Even with its vast oil revenues, Saudi Arabia’s state finances are suffering. With the price of oil below US$100 a barrel, Riyadh has run a budget deficit for the past three years. But that’s nothing. Over the next decade, an estimated 4.5 million young Saudis will enter the labour market, almost doubling the size of the domestic workforce. According to consultancy McKinsey, even if Riyadh were to expel its vast legion of low-skilled foreign workers and replace them with young Saudis, it would at most create only three million jobs for locals. The unemployment rate among Saudis would still climb to 20 per cent.
To avoid fiscal ruin and social instability, Saudi Arabia needs to create new jobs for its citizens at a blistering rate – three times as fast as during the boom years of 2003-2013. Simply pouring state oil revenues into long-term investments won’t do the trick. Riyadh has tried that before, investing US$450 billion in education, health and infrastructure during the oil boom. The new jobs the country needs can only come from rapid growth in the private sector, and that means bringing in foreign private capital and know-how.
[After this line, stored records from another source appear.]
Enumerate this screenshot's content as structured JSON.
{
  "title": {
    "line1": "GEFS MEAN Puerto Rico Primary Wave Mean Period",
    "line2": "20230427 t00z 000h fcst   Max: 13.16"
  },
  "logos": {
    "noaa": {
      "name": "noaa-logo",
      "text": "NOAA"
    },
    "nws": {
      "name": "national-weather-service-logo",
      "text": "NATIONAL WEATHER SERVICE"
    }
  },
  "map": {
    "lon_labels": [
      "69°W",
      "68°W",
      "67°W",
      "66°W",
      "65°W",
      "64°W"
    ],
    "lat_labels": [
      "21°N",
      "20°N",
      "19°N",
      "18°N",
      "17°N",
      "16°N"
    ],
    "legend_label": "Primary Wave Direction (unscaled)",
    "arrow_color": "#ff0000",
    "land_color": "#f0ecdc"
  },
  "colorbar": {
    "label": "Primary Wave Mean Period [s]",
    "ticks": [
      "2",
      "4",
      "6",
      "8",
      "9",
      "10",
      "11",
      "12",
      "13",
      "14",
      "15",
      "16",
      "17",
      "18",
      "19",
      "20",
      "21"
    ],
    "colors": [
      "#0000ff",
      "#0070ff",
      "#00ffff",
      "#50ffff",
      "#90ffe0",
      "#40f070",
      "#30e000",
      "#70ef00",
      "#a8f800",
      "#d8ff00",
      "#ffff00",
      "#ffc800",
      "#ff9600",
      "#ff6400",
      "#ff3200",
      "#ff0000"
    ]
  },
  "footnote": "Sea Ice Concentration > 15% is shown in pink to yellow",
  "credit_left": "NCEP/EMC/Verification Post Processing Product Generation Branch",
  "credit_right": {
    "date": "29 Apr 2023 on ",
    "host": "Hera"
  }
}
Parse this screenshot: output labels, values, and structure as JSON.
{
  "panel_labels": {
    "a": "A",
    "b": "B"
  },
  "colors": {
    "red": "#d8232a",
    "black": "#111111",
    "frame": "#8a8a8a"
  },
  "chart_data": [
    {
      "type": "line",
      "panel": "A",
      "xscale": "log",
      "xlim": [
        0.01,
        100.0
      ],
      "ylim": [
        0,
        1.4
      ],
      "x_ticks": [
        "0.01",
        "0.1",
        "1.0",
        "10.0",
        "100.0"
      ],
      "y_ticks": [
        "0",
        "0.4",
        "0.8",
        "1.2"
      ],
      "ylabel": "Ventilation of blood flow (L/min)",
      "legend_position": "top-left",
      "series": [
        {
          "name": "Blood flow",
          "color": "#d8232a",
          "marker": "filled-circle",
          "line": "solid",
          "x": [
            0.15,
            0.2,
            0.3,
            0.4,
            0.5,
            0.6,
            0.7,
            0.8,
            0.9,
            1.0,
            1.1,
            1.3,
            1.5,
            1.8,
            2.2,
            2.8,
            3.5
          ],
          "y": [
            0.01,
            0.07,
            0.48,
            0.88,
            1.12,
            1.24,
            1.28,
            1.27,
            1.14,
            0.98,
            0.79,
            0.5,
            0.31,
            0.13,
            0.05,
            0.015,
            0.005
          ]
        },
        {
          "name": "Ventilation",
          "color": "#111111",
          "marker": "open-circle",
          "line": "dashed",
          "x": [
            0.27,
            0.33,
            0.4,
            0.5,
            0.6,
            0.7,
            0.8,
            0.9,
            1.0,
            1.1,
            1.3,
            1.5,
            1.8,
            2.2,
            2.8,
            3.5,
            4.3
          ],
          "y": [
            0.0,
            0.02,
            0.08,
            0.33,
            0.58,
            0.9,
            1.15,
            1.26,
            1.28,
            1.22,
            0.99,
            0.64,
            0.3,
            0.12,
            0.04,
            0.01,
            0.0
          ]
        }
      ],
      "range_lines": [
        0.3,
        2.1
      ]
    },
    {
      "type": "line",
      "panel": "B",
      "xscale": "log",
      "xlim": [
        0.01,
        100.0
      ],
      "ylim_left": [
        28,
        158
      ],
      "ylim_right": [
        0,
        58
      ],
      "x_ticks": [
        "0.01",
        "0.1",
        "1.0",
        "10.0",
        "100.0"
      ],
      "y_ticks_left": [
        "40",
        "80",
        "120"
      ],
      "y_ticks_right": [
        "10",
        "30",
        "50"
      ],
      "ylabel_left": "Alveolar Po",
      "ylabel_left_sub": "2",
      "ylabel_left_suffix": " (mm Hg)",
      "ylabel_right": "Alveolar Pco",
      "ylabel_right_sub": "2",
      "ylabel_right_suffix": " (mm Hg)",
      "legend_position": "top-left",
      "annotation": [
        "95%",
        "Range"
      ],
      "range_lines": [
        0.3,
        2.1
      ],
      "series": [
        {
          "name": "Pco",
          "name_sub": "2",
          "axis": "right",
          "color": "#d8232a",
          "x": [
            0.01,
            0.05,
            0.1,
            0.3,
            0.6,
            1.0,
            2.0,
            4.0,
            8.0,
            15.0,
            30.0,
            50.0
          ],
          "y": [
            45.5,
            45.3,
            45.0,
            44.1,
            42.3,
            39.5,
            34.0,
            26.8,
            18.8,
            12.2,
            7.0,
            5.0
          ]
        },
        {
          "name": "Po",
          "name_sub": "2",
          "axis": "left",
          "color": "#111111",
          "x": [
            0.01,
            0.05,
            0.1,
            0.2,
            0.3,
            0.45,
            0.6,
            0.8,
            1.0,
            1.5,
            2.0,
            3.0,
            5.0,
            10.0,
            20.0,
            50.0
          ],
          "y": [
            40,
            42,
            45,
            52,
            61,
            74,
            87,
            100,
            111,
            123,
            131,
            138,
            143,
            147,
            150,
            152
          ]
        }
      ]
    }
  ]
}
But if the Saudi regime is now too toxic for Western companies to be seen to be doing business there, Riyadh will have to look elsewhere for the investment and expertise it so desperately needs. The obvious place to turn is to East Asia, and to China in particular. China has vast sums of capital it wants to recycle abroad, formidable domestic companies looking to expand internationally, and little squeamishness about how regimes choose to treat their dissidents.
In years to come, it may well be that the disappearance of Jamal Khashoggi will be seen as a crucial step in distancing the Saudi regime from its traditional backers in the West, and in forging closer economic and political alliances in Asia, and especially with China. After Khashoggi, Riyadh might be beyond the pale as far as Western chief executives are concerned. That’s unlikely to be the case for their Chinese counterparts.